Rumanía, 1855. En un mundo donde las personas aún pueden ser poseídas, intercambiadas y entregadas como propiedad, Luludi nace sin derecho a elegir su propio destino. Como gitana atada a la tierra, pertenece a la finca de un boyardo; su futuro ya está escrito: a los quince años será entregada como dote y casada con un hombre al que nunca ha visto. Pero Luludi se niega a pertenecer a nadie. La noche en que sellan su destino, huye. Corta su cabello y esconde su cuerpo bajo ropas de hombre, desapareciendo en lo desconocido. Sola y hambrienta, encuentra refugio en un teatro ambulante, donde el trabajo duro la destroza y la reconstruye. Dos años después, bajo un cielo que arde con música y fuego, baila por primera vez como mujer. Y es entonces cuando él la ve. Mazur, oscuro, poderoso y educado para ser obedecido, la mira como si estuviera destinada a ser suya. Lo que comienza como deseo se convierte en obsesión. Lo que parece libertad empieza a asemejarse a otra jaula. Así que ella huye de nuevo. De él. De su pasado. De todo lo que pretende reclamarla. Años más tarde, en el resplandor decadente de París, Luludi ya no es la chica que escapó; es una mujer a la que nadie puede poseer realmente. Deseada. Temida. Intocable. Hasta que Mazur la encuentra. Ya no es un joven imprudente, sino un hombre poderoso, con paciencia, influencia y la misma peligrosa hambre por ella. Y esta vez, nada es inocente.

Genero:
Romance
Autor/a:
Albu Andreea
Estado:
Completado
Capítulos:
35
Rating
5.0 5 reseñas
Clasificación por edades:
18+

Capítulo 1

Nunca me había preguntado si yo era diferente a los otros niños. Yo era una niña como cualquier otra. Eso era lo que yo creía. Eso era lo que sentía. No tenía forma de saber lo contrario.

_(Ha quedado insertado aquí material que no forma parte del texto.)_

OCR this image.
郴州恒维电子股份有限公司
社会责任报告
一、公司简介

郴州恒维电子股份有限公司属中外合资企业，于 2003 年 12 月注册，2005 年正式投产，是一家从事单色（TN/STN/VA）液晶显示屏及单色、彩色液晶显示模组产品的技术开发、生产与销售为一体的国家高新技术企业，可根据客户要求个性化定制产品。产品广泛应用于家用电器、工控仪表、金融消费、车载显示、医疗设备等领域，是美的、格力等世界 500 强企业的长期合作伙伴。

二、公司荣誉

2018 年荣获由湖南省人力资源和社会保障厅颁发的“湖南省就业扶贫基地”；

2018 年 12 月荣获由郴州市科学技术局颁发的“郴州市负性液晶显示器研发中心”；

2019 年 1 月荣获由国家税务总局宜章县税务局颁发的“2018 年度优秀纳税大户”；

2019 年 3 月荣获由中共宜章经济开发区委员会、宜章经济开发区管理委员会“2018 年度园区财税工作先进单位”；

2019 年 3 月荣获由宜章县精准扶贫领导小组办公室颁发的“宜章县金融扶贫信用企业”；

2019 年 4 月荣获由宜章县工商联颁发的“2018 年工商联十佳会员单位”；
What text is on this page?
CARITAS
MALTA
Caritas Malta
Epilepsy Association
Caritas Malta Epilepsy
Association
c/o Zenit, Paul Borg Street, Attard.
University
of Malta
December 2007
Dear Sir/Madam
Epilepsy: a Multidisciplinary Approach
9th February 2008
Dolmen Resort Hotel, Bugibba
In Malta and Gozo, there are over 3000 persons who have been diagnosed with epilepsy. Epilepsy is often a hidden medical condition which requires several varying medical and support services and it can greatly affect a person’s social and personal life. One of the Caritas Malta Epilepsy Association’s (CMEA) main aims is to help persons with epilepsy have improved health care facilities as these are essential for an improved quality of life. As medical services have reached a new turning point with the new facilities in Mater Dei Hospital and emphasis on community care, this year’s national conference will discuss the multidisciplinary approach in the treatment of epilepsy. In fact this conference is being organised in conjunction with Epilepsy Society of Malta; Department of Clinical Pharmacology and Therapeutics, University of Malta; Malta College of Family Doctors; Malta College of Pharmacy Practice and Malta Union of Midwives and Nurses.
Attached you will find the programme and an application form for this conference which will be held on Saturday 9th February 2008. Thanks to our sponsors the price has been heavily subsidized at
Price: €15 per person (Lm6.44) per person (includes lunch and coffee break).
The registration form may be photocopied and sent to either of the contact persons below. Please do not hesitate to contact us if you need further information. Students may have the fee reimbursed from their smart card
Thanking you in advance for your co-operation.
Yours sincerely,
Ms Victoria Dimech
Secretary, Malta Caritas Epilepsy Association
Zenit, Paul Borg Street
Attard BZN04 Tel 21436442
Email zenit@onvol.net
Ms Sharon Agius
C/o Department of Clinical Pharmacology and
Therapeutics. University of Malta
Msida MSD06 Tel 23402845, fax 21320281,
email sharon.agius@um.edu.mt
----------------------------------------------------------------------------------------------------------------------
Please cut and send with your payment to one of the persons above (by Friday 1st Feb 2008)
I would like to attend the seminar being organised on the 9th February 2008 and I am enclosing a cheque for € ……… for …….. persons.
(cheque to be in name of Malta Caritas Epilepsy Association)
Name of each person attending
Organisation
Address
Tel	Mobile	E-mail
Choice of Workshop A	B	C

Hizo falta un pequeño taburete de madera, Michette y un día de finales de primavera para que yo lo entendiera.

No debía tener más de cinco años.

Es extraño cómo no recuerdo con claridad los rostros, ni las palabras exactas, pero recuerdo el sabor de las cerezas. Con tanta intensidad que a veces siento que aún puedo percibirlo, ahí, en el paladar; dulce y un poco áspero, con el hueso duro apretando entre mis dientes. Después de aquello, nunca más me gustaron las cerezas. O tal vez no fueron las cerezas las que cambiaron.

Era mayo. El cerezo del patio estaba lleno, denso, como si ya no pudiera contenerse. Nos sentamos debajo, encaramadas en un pequeño taburete de tres patas que había hecho el viejo Ispas, picoteando la fruta como dos gorriones insaciables.

El vestido que yo llevaba había sido de Michette. A ella le quedaba pequeño, pero para mí era el vestido más hermoso que había tenido jamás. Me gustaba tanto que nunca se me pasó por la cabeza que pudiera significar otra cosa que no fuera belleza. Todavía no conocía la diferencia entre "mío" y "dejado atrás por alguien más".

Michette se reía. Ella siempre se reía, con la cabeza echada hacia atrás, hablando rápido, como si tuviera miedo de no tener tiempo para decirlo todo. Me hablaba de París, de vestidos de encaje y de chocolate.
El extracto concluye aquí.